Gegen das Urteil können beide Parteien Berufung beim LAG Berlin-Brandenburg einlegen.

Da hätten wir mitbestimmen müssen – Urlaubsgeld gem. Gesamtzusage

BAG Az. 10 AZR 345/22

Die Kläger stritten mit der nicht tarifgebundenen Beklagten, über Ansprüche auf Urlaubsgeld. Seit einigen Jahrzehnten gewährte die Beklagte ein jährliches Urlaubsgeld. Zwischen 2008 bis 2013 zahlte die Beklagte das Urlaubsgeld unter Bezugnahme auf ein Schreiben, das den Titel „Infos aus der Personalabteilung“ und „Urlaubsgeld (Angabe des jeweiligen Jahres) – Zahlung in voller Höhe, entsprechend der Urlaubsgeldregelungen“ trug, aus. Das Schreiben regelte die Höhe des Urlaubsgelds nach Betriebszugehörigkeit, Stichtags- und Rückzahlungsklauseln. Auch in den Folgejahren 2014 bis 2019 zahlte die Beklagte unter Hinweis auf deren Freiwilligkeit und unter z.T. abweichenden Voraussetzungen weiter jährlich Urlaubsgeld. Im Jahr 2020 kündigte die Beklagte erstmals an, kein Urlaubsgeld auszuzahlen. Den Betriebsrat, der bei der Beklagten seit 2013 bestand, beteiligte die Beklagte nicht. Die Kläger machten den Anspruch auf Urlaubsgeld für das Jahr 2020 geltend. Das Arbeitsgericht Paderborn gab den Klägern recht. Auf die Berufungen der Beklagten wies das Landesarbeitsgericht Hamm die Klagen ab.
Das BAG hielt die Revisionen der Kläger für begründet und hob die Urteile des LAG auf:
Es entschied, dass den Klägern ein Anspruch auf Urlaubsgeld für das Jahr 2020 zustehe, der aus einer Gesamtzusage der Beklagten aus dem Jahr 2008 folge. Die Höhe des Urlaubsgelds setzte das BAG auf den maximal nach diesen Urlaubsgrundsätzen möglichen Betrag fest.

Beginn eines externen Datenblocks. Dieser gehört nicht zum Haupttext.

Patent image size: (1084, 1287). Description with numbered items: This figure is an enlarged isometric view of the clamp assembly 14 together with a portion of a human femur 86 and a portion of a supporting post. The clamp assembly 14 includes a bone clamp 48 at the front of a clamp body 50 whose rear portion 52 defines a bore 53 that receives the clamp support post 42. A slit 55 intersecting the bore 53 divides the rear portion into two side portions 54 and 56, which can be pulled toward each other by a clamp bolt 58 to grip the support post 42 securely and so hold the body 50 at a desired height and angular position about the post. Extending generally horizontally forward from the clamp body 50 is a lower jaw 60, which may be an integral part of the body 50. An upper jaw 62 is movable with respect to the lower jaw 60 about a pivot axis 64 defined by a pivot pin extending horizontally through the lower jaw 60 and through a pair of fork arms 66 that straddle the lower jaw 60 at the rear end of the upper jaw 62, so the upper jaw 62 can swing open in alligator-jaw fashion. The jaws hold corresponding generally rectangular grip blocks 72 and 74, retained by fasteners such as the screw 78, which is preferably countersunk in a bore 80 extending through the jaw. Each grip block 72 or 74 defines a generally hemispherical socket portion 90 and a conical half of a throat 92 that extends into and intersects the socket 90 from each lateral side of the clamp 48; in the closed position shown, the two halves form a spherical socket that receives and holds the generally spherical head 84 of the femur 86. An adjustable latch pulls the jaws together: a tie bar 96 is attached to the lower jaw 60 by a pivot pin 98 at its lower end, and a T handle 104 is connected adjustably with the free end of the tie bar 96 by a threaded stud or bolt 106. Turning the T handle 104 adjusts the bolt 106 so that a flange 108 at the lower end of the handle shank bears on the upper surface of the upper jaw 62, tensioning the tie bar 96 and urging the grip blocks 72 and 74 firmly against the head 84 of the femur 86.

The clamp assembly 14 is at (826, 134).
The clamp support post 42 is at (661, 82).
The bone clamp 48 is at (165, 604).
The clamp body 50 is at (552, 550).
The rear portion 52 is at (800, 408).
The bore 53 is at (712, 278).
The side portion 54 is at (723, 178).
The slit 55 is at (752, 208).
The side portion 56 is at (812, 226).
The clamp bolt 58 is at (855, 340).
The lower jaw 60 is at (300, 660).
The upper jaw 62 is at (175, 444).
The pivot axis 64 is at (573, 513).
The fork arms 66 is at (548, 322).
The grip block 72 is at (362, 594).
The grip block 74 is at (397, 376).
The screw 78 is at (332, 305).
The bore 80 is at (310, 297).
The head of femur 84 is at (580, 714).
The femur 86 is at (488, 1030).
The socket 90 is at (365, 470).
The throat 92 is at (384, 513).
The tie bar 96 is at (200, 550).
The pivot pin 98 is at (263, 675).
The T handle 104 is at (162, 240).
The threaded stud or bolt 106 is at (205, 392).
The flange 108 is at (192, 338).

Das BAG entschied, die Beklagte habe die Gesamtzusage nachträglich nicht einseitig zum Nachteil der Arbeitnehmer abändern können. Die Änderung der Grundsätze zum Urlaubsgeld gehöre zu den Entlohnungsgrundsätzen i.S.v. § 87 Abs. 1 Nr. 10 BetrVG, sodass der Betriebsrat hätte beteiligt werden müssen. Demnach hat der Betriebsrat in Fragen der betrieblichen Lohngestaltung, insbesondere bei der Aufstellung und Änderung von Entlohnungsgrundsätzen und der Einführung und Anwendung neuer Entlohnungsmethoden sowie deren Änderung mitzubestimmen. Unbeachtlich sei, dass der Betriebsrat ursprünglich der Einführung des Urlaubsgelds als Grundsatz nicht zugestimmt habe. Im Zeitpunkt der Einführung habe er nicht zustimmen können. Eine nachträgliche Zustimmung sei nicht erforderlich. Auf die widerspruchslose Hinnahme der Änderung der Grundsätze zum Urlaubsgeld durch den gebildeten Betriebsrat könne sich die Beklagte nach dem BAG nicht berufen. Die bloße Hinnahme eines mitbestimmungswidrigen Verhaltens des Arbeitgebers durch den Betriebsrat reiche nicht aus, damit der Betriebsrat seine Mitbestimmung hinreichend ausgeübt habe. Eine sehr coole Entscheidung: Hätte der Kollege nur auf die individualrechtliche Gesamtzusage geschaut, wäre es sehr wahrscheinlich eng geworden. Aber das ursprüngliche Fehlen der Mitbestimmung bei diesem Geldgeschenk – egal wie ausgestaltet-, nahm dem Arbeitgeber die Möglichkeit, es ohne Mitbestimmung in Wegfall zu bringen.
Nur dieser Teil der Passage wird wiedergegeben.